C'est une affirmation qui ne date pas d'hier, mais qui prend une nouvelle ampleur à l'heure du coronavirus et de la vaccination à venir. "Il est probable qu'effectivement, les vaccins contre le Covid-19 soient plus efficaces chez les femmes", estime le professeur Jean-Daniel Lelièvre, chef du service des maladies infectieuses de l'Hôpital Henri-Mondor et membre de la Haute autorité de santé (HAS).
Le spécialiste détaillait son analyse ainsi : "Beaucoup de gènes de l'immunité sont sur le chromosome X. Or, les femmes ont deux chromosomes X, alors que les hommes n'en ont qu'un." Cependant, rien de nouveau sous le soleil : "On sait que pour un très grand nombre de vaccins, l'efficacité est supérieure chez les femmes", poursuivait-il. "Les femmes se défendent mieux que les hommes face aux maladies infectieuses".
D'ailleurs, les hommes sont aujourd'hui plus concernés par les formes sévères du Covid-19, et les séjours en réanimation, quand les femmes semblent plus atteintes par le Covid long, soit la présence de symptômes pour une durée supérieure à trois semaines.

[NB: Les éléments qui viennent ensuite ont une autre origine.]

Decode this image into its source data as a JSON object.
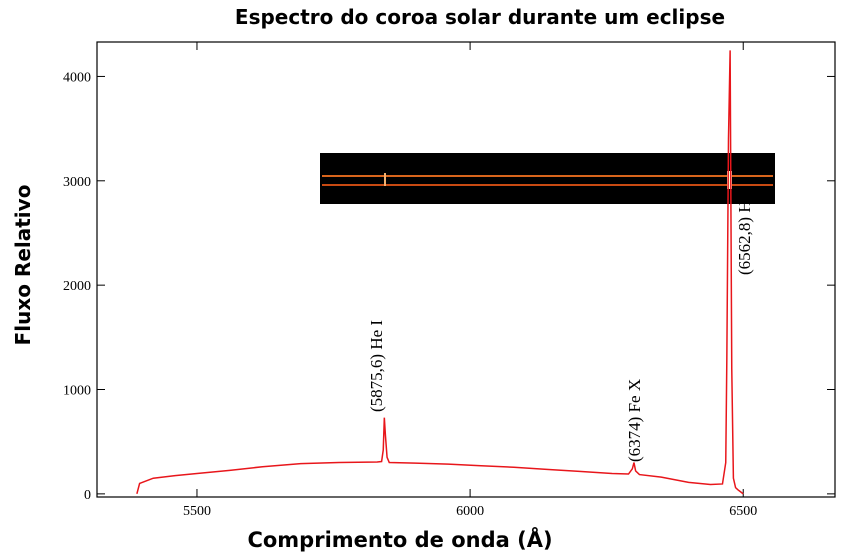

Cette déclaration, une étude menée par le CHU de Strasbourg et l'Institut Pasteur publiée le 18 novembre vient l'appuyer. Ainsi, les chercheur·se·s observaient que le taux d'anticorps baissait plus rapidement chez les patients que chez les patientes. Pour la professeure Samira Fafi-Kremer, directrice de l'Institut de Virologie de Strasbourg, cette meilleure défense pourrait provenir des hormones. "Il y a peut-être aussi une explication hormonale, l'oestrogène joue peut-être un rôle", avance-t-elle.
"De réaliser que les femmes gardent une immunité plus longtemps peut permettre d'adapter la vaccination, réfléchir à quel dosage, à quelle périodicité en fonction de si on est une femme ou un homme", poursuit la professeure Samira Fafi-Kremer. Pour le professeur Jean-Daniel Lelièvre en revanche, rien n'est encore décidé. Principalement car plusieurs éléments qui permettraient de se positionner sur une différenciation genrée, et même confirmer l'hypothèse d'une plus grande efficacité chez les femmes, sont encore à l'étude.
"On attend de pouvoir consulter l'ensemble des dossiers (relatifs aux essais cliniques) qui sont pour l'instant à la disposition des experts des autorités qui étudient la conformité des vaccins, c'est-à-dire l'Agence nationale de sécurité du médicament en France", souligne le scientifique, qui insiste sur le fait plusieurs points doivent encore être éclaircis.
Dominique Deplanque, professeur de pharmacologie médicale et directeur du Centre d'investigation clinique du CHU de Lille, déclarait quant à lui à LCI qu'il était possible que "l'évaluation de l'efficacité d'un vaccin contre le Covid soit différenciée en fonction du profil de population du fait d'éventuels effets spécifiques observés sur les patients âgés ou chez les patients obèses". Une hypothèse qui signifie que, pour obtenir davantage d'efficacité ou "pour écarter tout risque, les autorités pourraient en effet décider que tel ou tel vaccin pourrait être administré à telle population et pas une autre". Affaire à suivre.